Thinking of milling my own grain, input needed?

For the past year I have been playing with the idea of knowing my own grain, for the purposes of bread baking and whatnot. In the past couple of months I have noticed that Amazon has begun carrying food in my area, and one of those items is wheat berries that can be ground into flour at 25 to 50 pounds a bag. I crunched the numbers and found that it be roughly 2 dollars more for every 5 pounds, however considering that the product says that is organic and then GM code I would not be adverse to paying the two dollar addition. I'm curious if anyone else has thought about milling their own grain, and if they could give me any input as to how they go about doing it, what tools they would recommend, and any adjustments to bread recipes that have to be taken into account when using fresh milk flour. I typically use recipes that require all-purpose flour, bread flour, and sourdough starters. What sort of adjustments would I have to make to those particular types of recipes? Could I get a good sourdough starter going from fresh milk grain? Could I simply take this culture from my already established starter put a little bit in a new batch and would it carry over? What is the overall quality and taste of fresh milk flour? Is it superior to store-bought flowers? What methods of storage for the green berries are recommended? Created an iPhone, please forgive grammar issues

We've milled our own flour for quite some time now. However we get our wheat from our local MFA and it isn't considered cleaned. We get a few beetles, stems, and occasionally a few pieces of corn in it. This year it cost us right around ten bucks for a fifty pound bag. The price can change yearly as the harvest changes and supply gets lower. It is soft white wheat that is sold at MFA exchanges, not hard red.
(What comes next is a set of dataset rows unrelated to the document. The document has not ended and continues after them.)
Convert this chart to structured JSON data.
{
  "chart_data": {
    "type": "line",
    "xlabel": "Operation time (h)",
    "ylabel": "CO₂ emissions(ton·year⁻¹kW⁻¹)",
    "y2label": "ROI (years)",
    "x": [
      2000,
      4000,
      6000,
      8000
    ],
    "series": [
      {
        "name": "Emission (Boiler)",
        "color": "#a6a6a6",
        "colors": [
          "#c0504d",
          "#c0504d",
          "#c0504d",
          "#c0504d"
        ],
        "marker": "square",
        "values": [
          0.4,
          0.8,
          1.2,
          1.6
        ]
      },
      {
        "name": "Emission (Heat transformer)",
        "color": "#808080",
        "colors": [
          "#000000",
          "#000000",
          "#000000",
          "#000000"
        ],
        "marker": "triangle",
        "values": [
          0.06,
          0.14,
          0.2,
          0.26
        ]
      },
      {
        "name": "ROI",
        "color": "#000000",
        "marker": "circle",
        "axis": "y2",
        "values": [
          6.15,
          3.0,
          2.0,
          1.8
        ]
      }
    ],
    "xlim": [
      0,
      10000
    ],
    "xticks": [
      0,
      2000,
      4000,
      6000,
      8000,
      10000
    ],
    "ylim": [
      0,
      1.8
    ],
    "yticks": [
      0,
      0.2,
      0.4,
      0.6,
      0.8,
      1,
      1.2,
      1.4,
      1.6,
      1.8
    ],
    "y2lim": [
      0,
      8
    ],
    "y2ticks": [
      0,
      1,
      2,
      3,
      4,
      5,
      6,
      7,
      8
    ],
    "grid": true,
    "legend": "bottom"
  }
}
If you get a flour mill make sure to get an electric one unless you want to look like Popeye in a few months. Make sure it's an actual flour mill and not a simple grinder. Many places online will list a grinder as a mill. A mill has stones. A grinder is just two metal plates. Electric mills can be very noisy but will save you from wearing out your arms.

You can add some from your sourdough starter and it should work just fine. You can also start a new batch from scratch with just the ground wheat. Be aware that when making your own flour from wheat it's considered wheat bread, not white.

We make biscuits on a regular basis using half milled and half white from the store. The home milled flour gives them a great flavor.

It's very difficult to mill grain consistently, especially in the small quantities you would use. You would need a set of flat plates, preferably made from stone. You would need a way to suspend one stone over the other in a stable way that allows very small incremental adjustments (to adjust your grain and your grind) and that would very, very close to one another. You would need a source of energy to spin the plates, and a way to collect the ground grain. This would be very hard to set up on your own. You could probably buy a mill, but I'm sure it would be very expensive, and quite large.

I suppose you could grind very small amounts of flour in a good food processor, but it would go from course flour to fine flour to unusable mush very quickly, and would take quite a bit of practice to get right. And you definitely will not get a consistent grind this way. I've used a Bullet-type mini-blender to grind small amounts of oats and wheat to add to regular flour when making rustic loaves, but I've never done it in quantities over a cup at a a time.

You should store your grain in a cool, dark place that gets plenty of air circulation. It won't last forever, so 50 pounds of wheat berries or oat groats is likely too much at a time, unless you do a huge amount of baking.

Expect that your flour will be coarse and inconsitent in grind. This will make rustic loaves, not even, soft, finely-grained ones, and not pleasing desserts. Also, whole wheat has less gluten in it than refined all-purpose flour and far less than bread flour. Unless you add gluten to your recipes, you will have flat, dense breads.

I'm all for making food from scratch (I make my own butter, cheese and sausage), but I've never seen that milling my own flour was practical. You can easily get good, fresh, organic milled flour.